I have been researching this issue of the demand letter related to ARPS redemptions at par value, and trying to get an understanding of what this means. I found cursory mention of the news item in a seekingalpha blog wherein the poster blew it off as "a nuisance lawsuit designed to collect legal fees". Could somebody explain this in simple terms, and also comment upon whether or not this is a serious/frivolous legal action and if there is any risk of financial consequence to NCV common shareholders.
I heard it's one law firm sending demand letters to all these funds.
Here'a a link to today's Wall St. Journal article about it:
Doesn't look like the link worked (as usual on here). But google "Auction Rate Buybacks Chilled" and you can access it that way.
As I mentioned above, it's complicated, but the demand letters are not trying to force redemption of ARPS; they are trying to stop it, on the theory that the funds' redeeming ARPS at a low price costs the shareholders money.
Seems to me that any legal fees would be to defend the fund MANAGERS, and not the fund, and hence would not be FUND expenses.
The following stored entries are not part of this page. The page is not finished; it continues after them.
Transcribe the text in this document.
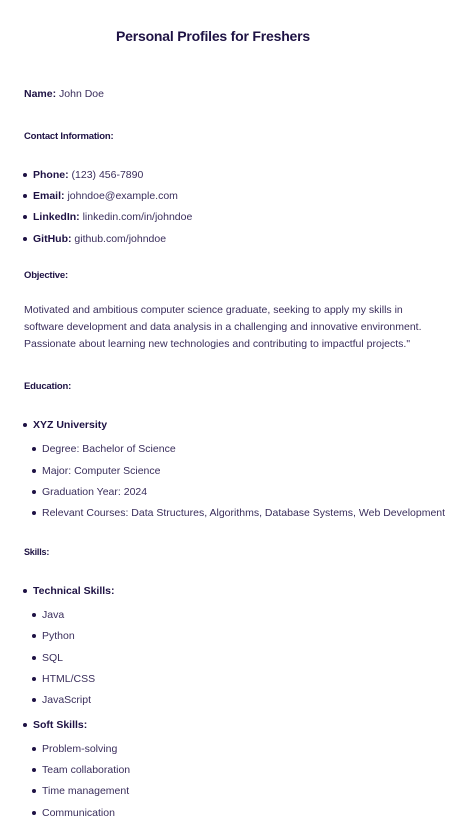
Personal Profiles for Freshers
Name: John Doe
Contact Information:
Phone: (123) 456-7890
Email: johndoe@example.com
LinkedIn: linkedin.com/in/johndoe
GitHub: github.com/johndoe
Objective:
Motivated and ambitious computer science graduate, seeking to apply my skills in software development and data analysis in a challenging and innovative environment. Passionate about learning new technologies and contributing to impactful projects."
Education:
XYZ University
Degree: Bachelor of Science
Major: Computer Science
Graduation Year: 2024
Relevant Courses: Data Structures, Algorithms, Database Systems, Web Development
Skills:
Technical Skills:
Java
Python
SQL
HTML/CSS
JavaScript
Soft Skills:
Problem-solving
Team collaboration
Time management
Communication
Gates..I read the googled stuff and it appears to me that the fund managers give little legal credence to these letters and my sense is that we are watching a tempest in a tea pot.
I still say that the worst case scenario, which I do not believe will ever come to pass, would be the forcing of ARPS redemption, which would increase the cost of leverage and hence lower the yield. This guy will lose no sleep over it :-).
Yes, it appears some shareholders are not happy with the redemption of ARPS.
But, even if they win any legal battle, the money that they get will come from the fund manager, not from the fund itself.
So, for the rest of us and the fund's price, it should not have any consequence, at least in theory.
The managers have been accused of fiduciary breach so, if found guilty, they will have to pay with their own money, not with the fund's money.
Do you agree?
I tried some links but they did not work on here. I just googled "demand letters ARPS" and the Nuveen news items explain it the most throughly. I found quite a few sources. Nuveen got 27 letters, and Hancock and Cohen &
Steers got some also.
Herzfeld.com requires a trial subscription to read their report.
I just re-read the article about it in the Herzfeld Report. It seems to be the opposite. As I understand it, the complaint is about past redemption of ARPS at the wrong time, i.e., a low point in the markets. Many funds would have recovered better if they had left their leverage in place for the 2009 bull run, but they deleveraged at the lows. Some shareholders may think this is why their funds are still selling at $10 - $15 when they IPO'd at $20.
Many funds probably had to deleverage due to asset coverage requirements, though.
I'm assuming that these demand letters are trying to force redemption of ARPS, which I'm not aware of their ever doing other than that required to bring their leverage down to required levels. Were this to be possible, then I'm assuming that their next choice for borrowing would be more expensive, and hence my comment.